Book Shows Radical Teachers How to Mix Traditional Math with ‘Social Justice’ Political Lessons

Ben Velderman, EAG News, July 5, 2013

It’s said that misery loves company.

Perhaps that’s one reason a group of gloomy, radical teachers is trying so hard to poison the minds of the nation’s K-12 students with their anti-American, anti-free market ideas.

They’re miserable living in “the land of the free,” and want others to share their pain.

The educators are part of Rethinking Schools, an organization that’s been sneaking left-wing “social justice” lessons into America’s K-12 classrooms for nearly three decades.

The group’s latest effort to indoctrinate the nation’s youth is a 286-page book aimed at teachers, titled “Rethinking Mathematics: Teaching Social Justice by the Numbers.” The book is a mix of math lesson plans and essays from activist educators who explain how they’ve used their classrooms to advance a progressive political philosophy.

Two main themes emerge from the pages of “Rethinking Mathematics.”

The first is that the U.S. is a hopelessly racist country that routinely oppresses “people of color.”

This message is conveyed through lessons and essays about racial profiling, environmental racism, unfair mortgage lending practices of Big Banks, the “overabundance of liquor stores” in minority communities, and slave-owning U.S. presidents.

The book’s other major theme is that capitalism’s unequal distribution of wealth is the root cause of the world’s suffering. Students learn to despise free market economics in lessons about third-world sweatshops, “living wage” laws, the earnings of fast food workers and restaurant CEOs, and the “hidden” costs of meat production.

{snip}

As the “Rethinking” teachers demonstrate, the math concepts of ratios, averages, percentages, bar graphs, density and geometric formulas are very useful when training kids to see the world in their preferred categories of “haves” and “have nots.”

{snip}

The ideas contained in “Rethinking Mathematics” are based on the principles popularized by Paulo Freire, the late South American radical educator.
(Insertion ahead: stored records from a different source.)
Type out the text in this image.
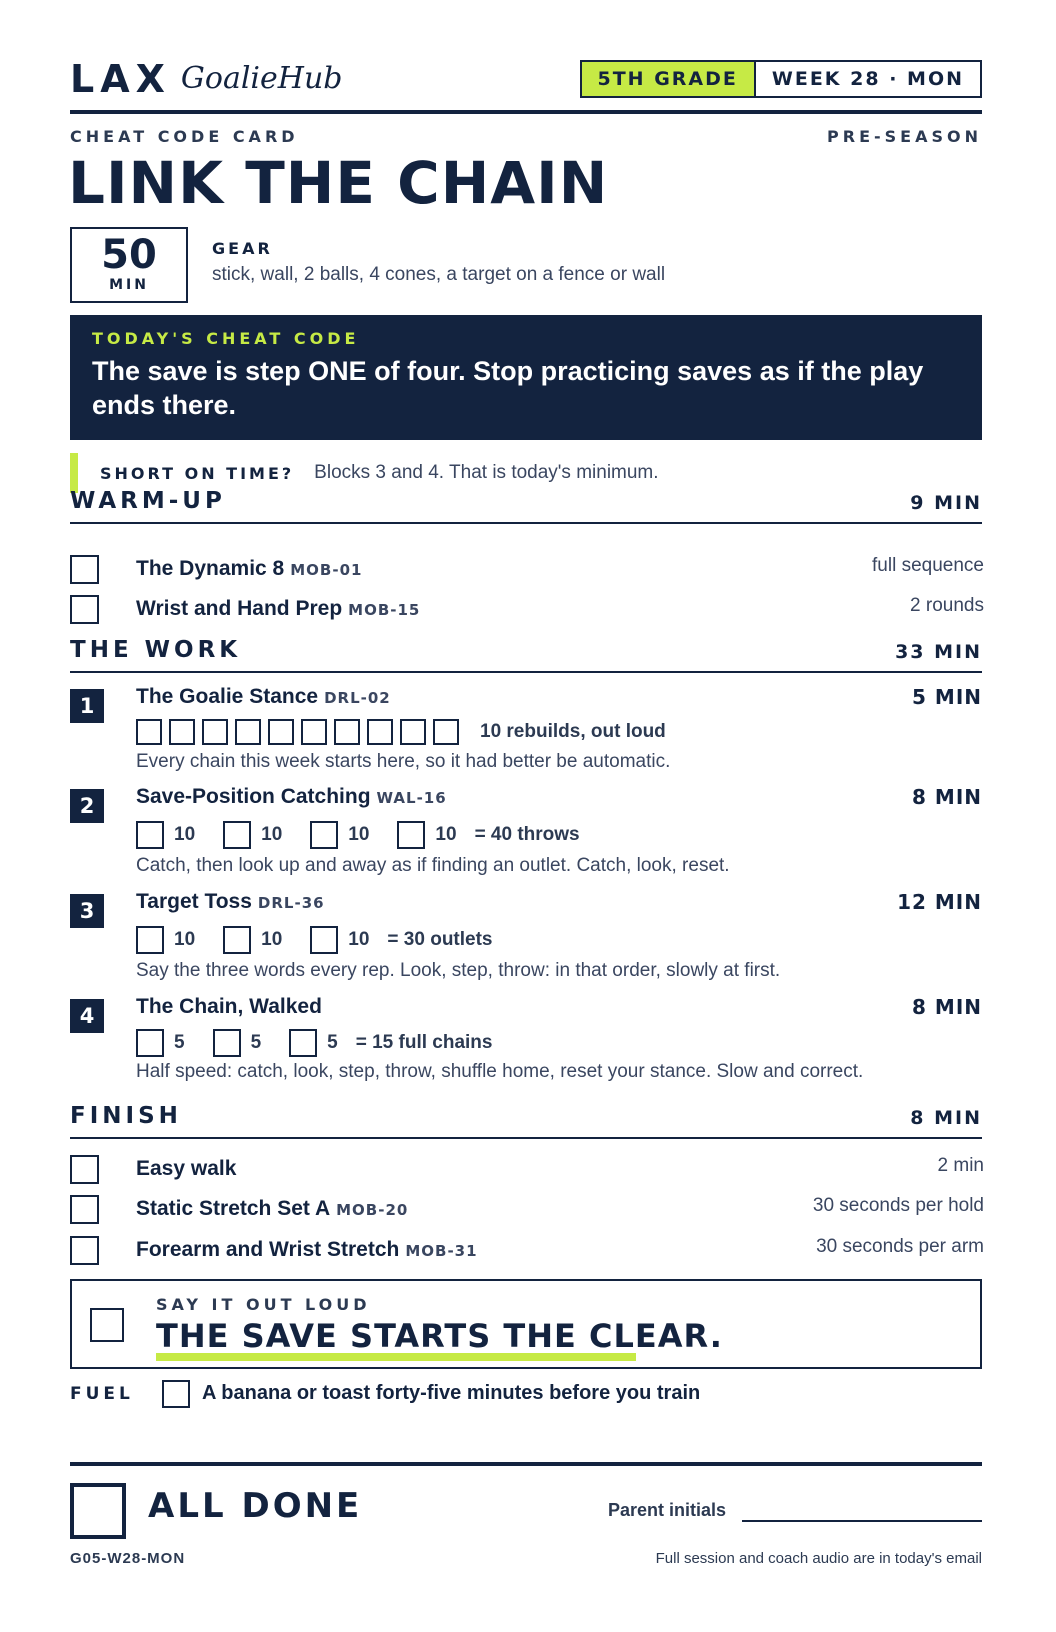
LAX GoalieHub	5TH GRADE	WEEK 28 · MON
CHEAT CODE CARD	PRE-SEASON
LINK THE CHAIN
50
MIN
GEAR
stick, wall, 2 balls, 4 cones, a target on a fence or wall
TODAY'S CHEAT CODE
The save is step ONE of four. Stop practicing saves as if the play ends there.
SHORT ON TIME? Blocks 3 and 4. That is today's minimum.
WARM-UP	9 MIN
The Dynamic 8 MOB-01	full sequence
Wrist and Hand Prep MOB-15	2 rounds
THE WORK	33 MIN
1	The Goalie Stance DRL-02	5 MIN
10 rebuilds, out loud
Every chain this week starts here, so it had better be automatic.
2	Save-Position Catching WAL-16	8 MIN
10	10	10	10 = 40 throws
Catch, then look up and away as if finding an outlet. Catch, look, reset.
3	Target Toss DRL-36	12 MIN
10	10	10 = 30 outlets
Say the three words every rep. Look, step, throw: in that order, slowly at first.
4	The Chain, Walked	8 MIN
5	5	5 = 15 full chains
Half speed: catch, look, step, throw, shuffle home, reset your stance. Slow and correct.
FINISH	8 MIN
Easy walk	2 min
Static Stretch Set A MOB-20	30 seconds per hold
Forearm and Wrist Stretch MOB-31	30 seconds per arm
SAY IT OUT LOUD
THE SAVE STARTS THE CLEAR.
FUEL	A banana or toast forty-five minutes before you train
ALL DONE	Parent initials
G05-W28-MON	Full session and coach audio are in today's email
Freire believed the purpose of education is to help students understand the historical and political forces at work in the world. He referred to this as “reading the world.”

According to Freire’s theory, students must understand how the world’s systems work to oppress the masses before they can reform those systems.

{snip}

Eric (Rico) Gutstein–a “Rethinking” editor and occasional public school teacher–recounts how his students reacted to a lesson about the math (and perceived subtle racism) behind mapmaking.

After a class discussion about the Mercator map–which, for various and legitimate reasons, distorts the size of the continents–one student had an epiphany about why the map is so popular in schools.

“I guess that’s because they wanted to teach (that) all Americans (are) superior and that all whites are better and superior than us (brown or lightly toasted, hardly white and Mexican),” wrote Elena, in a reflective essay. “We were always taught that we were a minority and didn’t deserve anything.”

Another student, Marisol, said the Mercator map lesson “makes me think what other wrong information we have been given since childhood. It makes you doubt your social studies book, history written by the white people.”

Talk about literally “reading the world” in a left-wing way.

In a chapter titled, “Whose Community Is This?” Gutstein discusses a lesson he taught high school seniors about Big Banks, subprime mortgages and minority communities.

After the lesson was over, one student concluded “black and brown” communities need to set aside their differences and “unite” to “fight the bigger people out there.”